Touch 1

19.3K 1.4K 34
                                    

"Nana, berikan suntikan ibuprofen pada Ibu Sarwindah diranjang nomor 4 dan balut luka Pak Wisnu yang ada diranjang nomor 2. Cepat!" suara Dokter Ekal memenuhi gendang telingaku.

"Baik, dok!" kataku cepat. Aku segera melakukan perawatan pada Ibu Sarwindah dan Pak Wisnu sesuai SOP (Standar Operasional Prosedur) Keperawatan.

Keadaan IGD (Instalasi Gawat Darurat) di Rumah Sakit Fiksi sedang sangat penuh. Banyak pasien berdatangan karena baru saja terjadi kecelakaan yang mencelakakan banyak orang. Aku mengobati orang-orang yang terluka tidak terlalu berat. Suara tangis serta rintihan kesakitan memenuhi seluruh ruangan ini. Aku menarik tirai untuk menjaga privasi pasien sebelum memberikan pertolongan. Ada luka kecil di perutnya namun tidak terlalu parah dibandingkan pasien yang lain. Hanya perlu beberapa jahitan.

"Permisi pak. Saya akan memulai proses menjahitnya."

Pasien didepanku merintih kesakitan saat jarumku menyentuh kulitnya. Aku mencoba menenangkannya dengan lembut. Menyuruh pasien untuk kembali tenang kalau perlu menutup mata agar tidak melihat prosesnya. Aku melakukan jahitan luka dengan cepat. Membereskan peralatanku dan menyuruh pasien kembali berbaring.

Aku menghela napas. Sangat lelah. Masih ada beberapa pasien yang membutuhkan pertolongan. Aku menyemangati diriku sendiri dan segera bergegas memberi pertolongan.

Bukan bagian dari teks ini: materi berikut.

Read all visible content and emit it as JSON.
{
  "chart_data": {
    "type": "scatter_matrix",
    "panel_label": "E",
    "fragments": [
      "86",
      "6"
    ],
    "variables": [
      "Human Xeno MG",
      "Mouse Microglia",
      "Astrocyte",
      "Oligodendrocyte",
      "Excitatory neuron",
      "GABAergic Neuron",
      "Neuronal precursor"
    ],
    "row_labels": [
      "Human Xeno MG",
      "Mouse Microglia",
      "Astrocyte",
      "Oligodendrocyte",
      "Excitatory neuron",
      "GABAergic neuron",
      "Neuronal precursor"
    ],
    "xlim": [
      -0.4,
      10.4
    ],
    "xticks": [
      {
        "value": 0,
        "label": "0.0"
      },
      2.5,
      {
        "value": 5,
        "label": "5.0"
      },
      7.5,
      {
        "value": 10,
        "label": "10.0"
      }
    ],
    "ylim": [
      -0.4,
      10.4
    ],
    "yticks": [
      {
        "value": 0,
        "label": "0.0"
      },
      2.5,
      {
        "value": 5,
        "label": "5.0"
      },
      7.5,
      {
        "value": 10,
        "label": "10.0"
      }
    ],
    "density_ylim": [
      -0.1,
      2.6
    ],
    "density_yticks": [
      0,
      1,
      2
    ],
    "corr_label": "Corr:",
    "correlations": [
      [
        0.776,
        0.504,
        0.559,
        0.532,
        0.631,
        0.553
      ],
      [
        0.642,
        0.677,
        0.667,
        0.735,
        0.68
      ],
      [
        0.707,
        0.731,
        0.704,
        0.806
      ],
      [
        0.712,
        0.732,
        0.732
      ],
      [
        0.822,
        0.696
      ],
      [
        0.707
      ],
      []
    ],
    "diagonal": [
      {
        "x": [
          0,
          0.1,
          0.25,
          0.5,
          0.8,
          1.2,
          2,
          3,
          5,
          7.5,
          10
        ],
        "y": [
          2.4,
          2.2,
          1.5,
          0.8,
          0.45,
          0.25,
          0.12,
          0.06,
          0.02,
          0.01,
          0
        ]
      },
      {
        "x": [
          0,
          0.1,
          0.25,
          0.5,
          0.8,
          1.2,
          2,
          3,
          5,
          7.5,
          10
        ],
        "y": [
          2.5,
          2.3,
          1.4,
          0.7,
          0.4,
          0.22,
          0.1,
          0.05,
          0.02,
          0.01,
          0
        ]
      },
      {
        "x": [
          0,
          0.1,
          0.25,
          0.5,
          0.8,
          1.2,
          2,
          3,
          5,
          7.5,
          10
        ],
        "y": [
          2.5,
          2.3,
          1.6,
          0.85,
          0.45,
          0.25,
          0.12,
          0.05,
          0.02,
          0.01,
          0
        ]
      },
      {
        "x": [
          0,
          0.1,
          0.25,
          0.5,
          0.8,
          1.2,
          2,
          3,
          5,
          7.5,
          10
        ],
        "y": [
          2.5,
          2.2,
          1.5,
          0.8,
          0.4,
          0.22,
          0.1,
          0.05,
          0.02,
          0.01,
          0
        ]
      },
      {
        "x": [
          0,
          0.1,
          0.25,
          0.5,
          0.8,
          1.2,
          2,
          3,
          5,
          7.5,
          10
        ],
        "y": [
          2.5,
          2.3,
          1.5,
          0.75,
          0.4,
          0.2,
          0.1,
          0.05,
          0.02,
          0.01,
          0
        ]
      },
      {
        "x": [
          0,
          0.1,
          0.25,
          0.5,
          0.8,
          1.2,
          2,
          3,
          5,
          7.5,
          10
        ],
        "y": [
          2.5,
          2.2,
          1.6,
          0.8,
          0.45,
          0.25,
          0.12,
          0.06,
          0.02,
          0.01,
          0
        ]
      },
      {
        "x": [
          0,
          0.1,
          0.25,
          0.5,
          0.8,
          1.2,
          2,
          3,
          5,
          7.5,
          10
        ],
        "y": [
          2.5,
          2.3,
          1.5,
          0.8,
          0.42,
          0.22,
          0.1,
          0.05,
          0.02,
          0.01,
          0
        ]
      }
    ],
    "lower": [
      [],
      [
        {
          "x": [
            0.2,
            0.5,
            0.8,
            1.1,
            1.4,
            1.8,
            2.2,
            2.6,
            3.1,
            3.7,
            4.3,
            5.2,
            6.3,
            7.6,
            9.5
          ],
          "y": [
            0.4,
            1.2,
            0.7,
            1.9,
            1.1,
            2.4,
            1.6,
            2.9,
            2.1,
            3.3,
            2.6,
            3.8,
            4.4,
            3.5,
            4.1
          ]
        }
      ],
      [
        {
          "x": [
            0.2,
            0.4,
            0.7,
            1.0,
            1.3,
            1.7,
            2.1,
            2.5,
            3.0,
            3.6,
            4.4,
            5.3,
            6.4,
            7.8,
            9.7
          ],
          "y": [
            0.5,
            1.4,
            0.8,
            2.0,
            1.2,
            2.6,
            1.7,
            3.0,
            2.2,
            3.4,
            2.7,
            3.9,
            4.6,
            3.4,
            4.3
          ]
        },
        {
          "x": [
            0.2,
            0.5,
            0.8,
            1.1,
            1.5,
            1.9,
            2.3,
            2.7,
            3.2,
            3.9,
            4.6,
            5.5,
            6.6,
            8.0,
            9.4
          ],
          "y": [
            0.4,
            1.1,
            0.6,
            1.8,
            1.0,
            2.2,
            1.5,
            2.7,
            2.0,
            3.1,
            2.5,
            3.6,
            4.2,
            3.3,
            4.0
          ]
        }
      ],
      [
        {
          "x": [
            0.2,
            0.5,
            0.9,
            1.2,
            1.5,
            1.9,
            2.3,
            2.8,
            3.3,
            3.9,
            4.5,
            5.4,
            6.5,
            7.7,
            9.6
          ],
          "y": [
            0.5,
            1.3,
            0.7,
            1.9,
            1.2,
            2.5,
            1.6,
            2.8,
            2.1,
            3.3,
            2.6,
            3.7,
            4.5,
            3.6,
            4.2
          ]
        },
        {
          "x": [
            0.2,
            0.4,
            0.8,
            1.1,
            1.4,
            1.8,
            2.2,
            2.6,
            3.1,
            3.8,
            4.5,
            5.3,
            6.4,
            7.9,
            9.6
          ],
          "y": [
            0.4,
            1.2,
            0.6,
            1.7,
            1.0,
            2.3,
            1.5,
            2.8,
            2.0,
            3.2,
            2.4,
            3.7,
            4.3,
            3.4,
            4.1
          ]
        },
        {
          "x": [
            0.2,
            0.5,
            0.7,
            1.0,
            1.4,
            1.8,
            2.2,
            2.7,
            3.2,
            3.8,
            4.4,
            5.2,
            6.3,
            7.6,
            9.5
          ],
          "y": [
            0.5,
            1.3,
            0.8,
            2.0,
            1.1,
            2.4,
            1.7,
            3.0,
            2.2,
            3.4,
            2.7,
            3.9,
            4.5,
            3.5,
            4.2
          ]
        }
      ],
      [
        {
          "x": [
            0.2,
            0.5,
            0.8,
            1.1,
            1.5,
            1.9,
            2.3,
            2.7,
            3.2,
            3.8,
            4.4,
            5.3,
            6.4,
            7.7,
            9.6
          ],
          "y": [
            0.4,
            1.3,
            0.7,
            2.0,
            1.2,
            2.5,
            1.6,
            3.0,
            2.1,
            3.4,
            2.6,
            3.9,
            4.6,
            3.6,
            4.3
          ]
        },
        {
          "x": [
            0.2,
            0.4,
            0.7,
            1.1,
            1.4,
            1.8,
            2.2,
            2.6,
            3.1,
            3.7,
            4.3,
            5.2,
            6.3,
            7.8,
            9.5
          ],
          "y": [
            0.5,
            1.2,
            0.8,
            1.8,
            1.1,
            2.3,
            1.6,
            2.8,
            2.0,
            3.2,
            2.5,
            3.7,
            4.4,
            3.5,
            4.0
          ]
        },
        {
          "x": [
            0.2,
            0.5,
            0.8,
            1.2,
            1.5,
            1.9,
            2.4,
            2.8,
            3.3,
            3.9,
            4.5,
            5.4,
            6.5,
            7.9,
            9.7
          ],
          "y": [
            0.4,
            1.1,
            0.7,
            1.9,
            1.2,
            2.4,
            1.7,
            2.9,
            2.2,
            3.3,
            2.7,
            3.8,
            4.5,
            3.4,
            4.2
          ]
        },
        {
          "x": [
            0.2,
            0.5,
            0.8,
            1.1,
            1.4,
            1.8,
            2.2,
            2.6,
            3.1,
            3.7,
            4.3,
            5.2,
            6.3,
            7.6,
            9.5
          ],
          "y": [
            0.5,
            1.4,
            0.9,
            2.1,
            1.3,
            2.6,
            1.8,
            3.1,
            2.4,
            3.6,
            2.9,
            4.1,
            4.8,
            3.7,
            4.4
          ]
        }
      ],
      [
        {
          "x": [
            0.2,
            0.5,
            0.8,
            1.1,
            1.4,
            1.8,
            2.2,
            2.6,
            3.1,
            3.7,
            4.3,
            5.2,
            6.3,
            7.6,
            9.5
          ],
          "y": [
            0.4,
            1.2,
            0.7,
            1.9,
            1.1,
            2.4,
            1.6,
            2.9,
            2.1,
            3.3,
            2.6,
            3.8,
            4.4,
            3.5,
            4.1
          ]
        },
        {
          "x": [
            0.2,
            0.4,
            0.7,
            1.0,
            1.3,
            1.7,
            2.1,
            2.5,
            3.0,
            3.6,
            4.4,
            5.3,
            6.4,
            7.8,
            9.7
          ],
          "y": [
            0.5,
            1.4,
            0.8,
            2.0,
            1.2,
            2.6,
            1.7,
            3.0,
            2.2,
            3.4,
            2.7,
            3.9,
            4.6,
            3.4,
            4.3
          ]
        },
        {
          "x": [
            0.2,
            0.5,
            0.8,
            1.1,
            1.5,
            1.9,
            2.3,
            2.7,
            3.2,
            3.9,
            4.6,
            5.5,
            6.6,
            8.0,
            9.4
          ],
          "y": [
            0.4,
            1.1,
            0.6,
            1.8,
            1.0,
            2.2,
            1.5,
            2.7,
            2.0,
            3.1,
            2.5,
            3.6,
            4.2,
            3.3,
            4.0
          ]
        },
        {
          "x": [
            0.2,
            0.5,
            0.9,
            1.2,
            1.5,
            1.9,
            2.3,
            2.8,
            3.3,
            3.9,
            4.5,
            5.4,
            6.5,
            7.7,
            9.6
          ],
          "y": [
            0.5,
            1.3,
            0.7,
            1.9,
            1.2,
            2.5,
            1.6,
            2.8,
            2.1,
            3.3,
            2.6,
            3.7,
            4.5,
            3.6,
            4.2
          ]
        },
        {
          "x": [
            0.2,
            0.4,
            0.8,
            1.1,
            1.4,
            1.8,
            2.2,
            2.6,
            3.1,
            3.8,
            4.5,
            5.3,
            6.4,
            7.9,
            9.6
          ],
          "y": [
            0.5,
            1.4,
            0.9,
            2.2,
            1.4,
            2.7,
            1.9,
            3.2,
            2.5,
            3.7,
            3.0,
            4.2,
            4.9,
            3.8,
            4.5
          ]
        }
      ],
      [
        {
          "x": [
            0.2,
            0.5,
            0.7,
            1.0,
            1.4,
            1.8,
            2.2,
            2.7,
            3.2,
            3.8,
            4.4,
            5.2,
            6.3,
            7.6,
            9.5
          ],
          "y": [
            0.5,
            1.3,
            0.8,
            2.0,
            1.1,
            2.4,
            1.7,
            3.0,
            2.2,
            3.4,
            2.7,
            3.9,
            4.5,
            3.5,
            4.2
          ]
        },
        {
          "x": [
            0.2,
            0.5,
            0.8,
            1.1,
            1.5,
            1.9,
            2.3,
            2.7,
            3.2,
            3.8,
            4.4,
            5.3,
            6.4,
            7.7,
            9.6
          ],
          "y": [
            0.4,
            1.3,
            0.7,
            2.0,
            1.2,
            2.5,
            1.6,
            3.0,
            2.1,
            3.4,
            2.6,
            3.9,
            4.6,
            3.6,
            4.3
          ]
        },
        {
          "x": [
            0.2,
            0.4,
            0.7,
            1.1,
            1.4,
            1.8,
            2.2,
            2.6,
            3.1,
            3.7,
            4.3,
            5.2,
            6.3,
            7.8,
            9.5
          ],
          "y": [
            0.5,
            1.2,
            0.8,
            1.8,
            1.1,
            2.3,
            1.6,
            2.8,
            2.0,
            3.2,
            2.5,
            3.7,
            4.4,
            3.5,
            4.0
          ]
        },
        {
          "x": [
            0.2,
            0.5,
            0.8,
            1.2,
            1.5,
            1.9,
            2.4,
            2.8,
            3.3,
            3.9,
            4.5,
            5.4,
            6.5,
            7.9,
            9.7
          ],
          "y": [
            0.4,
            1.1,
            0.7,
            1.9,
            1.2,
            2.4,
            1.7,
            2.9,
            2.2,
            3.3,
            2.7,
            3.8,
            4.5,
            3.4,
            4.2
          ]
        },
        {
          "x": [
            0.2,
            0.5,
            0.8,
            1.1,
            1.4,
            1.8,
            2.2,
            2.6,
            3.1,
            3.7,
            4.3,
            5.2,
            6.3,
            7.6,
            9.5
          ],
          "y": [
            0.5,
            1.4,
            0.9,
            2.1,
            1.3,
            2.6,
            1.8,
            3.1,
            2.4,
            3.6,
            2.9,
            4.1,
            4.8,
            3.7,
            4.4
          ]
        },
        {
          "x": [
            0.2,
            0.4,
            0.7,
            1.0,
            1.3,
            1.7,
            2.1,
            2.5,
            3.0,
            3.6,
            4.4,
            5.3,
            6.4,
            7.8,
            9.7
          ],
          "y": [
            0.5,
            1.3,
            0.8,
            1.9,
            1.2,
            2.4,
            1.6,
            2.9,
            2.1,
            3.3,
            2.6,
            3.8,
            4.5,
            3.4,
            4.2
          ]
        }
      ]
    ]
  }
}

Membutuhkan waktu dua jam untuk menyelesaikan semua pertolongan pada pasien yang berdatangan karena kecelakaan mobil ini.

"Na, kamu istirahat dulu sana. Kamu belum makan 'kan? Biar kakak gantikan jaga dulu." Kata Kak Sesil. Ia perawat senior disini dan sangat baik. Aku menghormati Kak Sesil.

Aku mengangguk. Mendengarkan Kak Sesil, tenagaku sudah mau habis karena terkuras daritadi. Berlari kesana-kemari menangani pasien. Jangan sampai aku yang menjadi pasien disini. Suara ambulans terdengar, aku lihat Kak Sesil berlari menuju pasien yang baru saja masuk. Aku sedikit menyingkir, memberikan ruang untuk tenaga medis lainnya lewat.

Aku lihat Dokter Ekal sedang memberikan pertolongan pertama dengan melakukan Cardiopulmonary Resuscitation (CPR), keadaan pasien sedang dalam keadaan cardiac arrest atau henti jantung. Aku melihat sekujur tubuh pasien yang dipenuhi luka dan juga darah. Pasti ini kecelakaan yang sangat besar. Aku berempati pada pasien tersebut.

Saat ingin melanjutkan langkahku, aku melihat seseorang yang akrab. Desna!!! Ia berdiri terdiam ditempat. Tatapannya kosong. Aku menghampirinya, "Apa yang kamu lakukan disini?"

Ia meresponku lama. Sedetik kemudian, ia tersenyum, "Jadi ini alasanmu." Aku mengernyitkan kening. Tidak mengerti dengan maksudnya. Tatapanku berhenti pada lengan atas Desna yang berdarah.

"Kamu terluka! Aku akan mengobatimu." Kataku ramah. Lagipula saat ini aku masih bekerja dan lagi ini rumah sakit. Aku tidak mau membuat keributan akan semua hal kejam yang sudah Desna lakukan padaku.

Desna seakan pasrah akan tarikanku. Aku menutup tirai dan membantunya melepas jaket berlubang yang ia kenakan. Selain luka dilengan atas, tidak ada luka lain. Aku menyiapkan peralatan. Sekali lagi menunda makan siangku. Aku memulai perawatannya, Desna tidak meringis ataupun merasakan kesakitan. Ia pasti masih syok.

"Tahukah kamu?" Aku menatap Desna sementara tanganku masih bergerak untuk mengobatinya. "Orang sekarat yang baru saja masuk, itu Yuta. Ia kecelakaan."

Tanganku terhenti. Aku menggigit bibirku. Memaksakan tersenyum dan mempercepat proses mengobati Desna. Aku membalut lukanya. Tetap menjaga ketenangan diri walaupun jantungku sudah berdetak tidak normal. Aku ingin melihat keadaan Yuta!!!!

"Silahkan beristirahat terlebih dahulu."

Dengan sedikit terburu-buru—setelah memastikan Desna baik-baik saja sekali lagi—aku segera berlari untuk menemui Dokter Ekal yang sedang terduduk dengan mata terpejam di pojok ruangan. Dapat kulihat peluh yang memenuhi kening dan pelipis Dokter Ekal. "Dok, apa pasien kecelakaan barusan baik-baik saja?!"

Dokter Ekal menatapku, "Kenalanmu?" tanyanya.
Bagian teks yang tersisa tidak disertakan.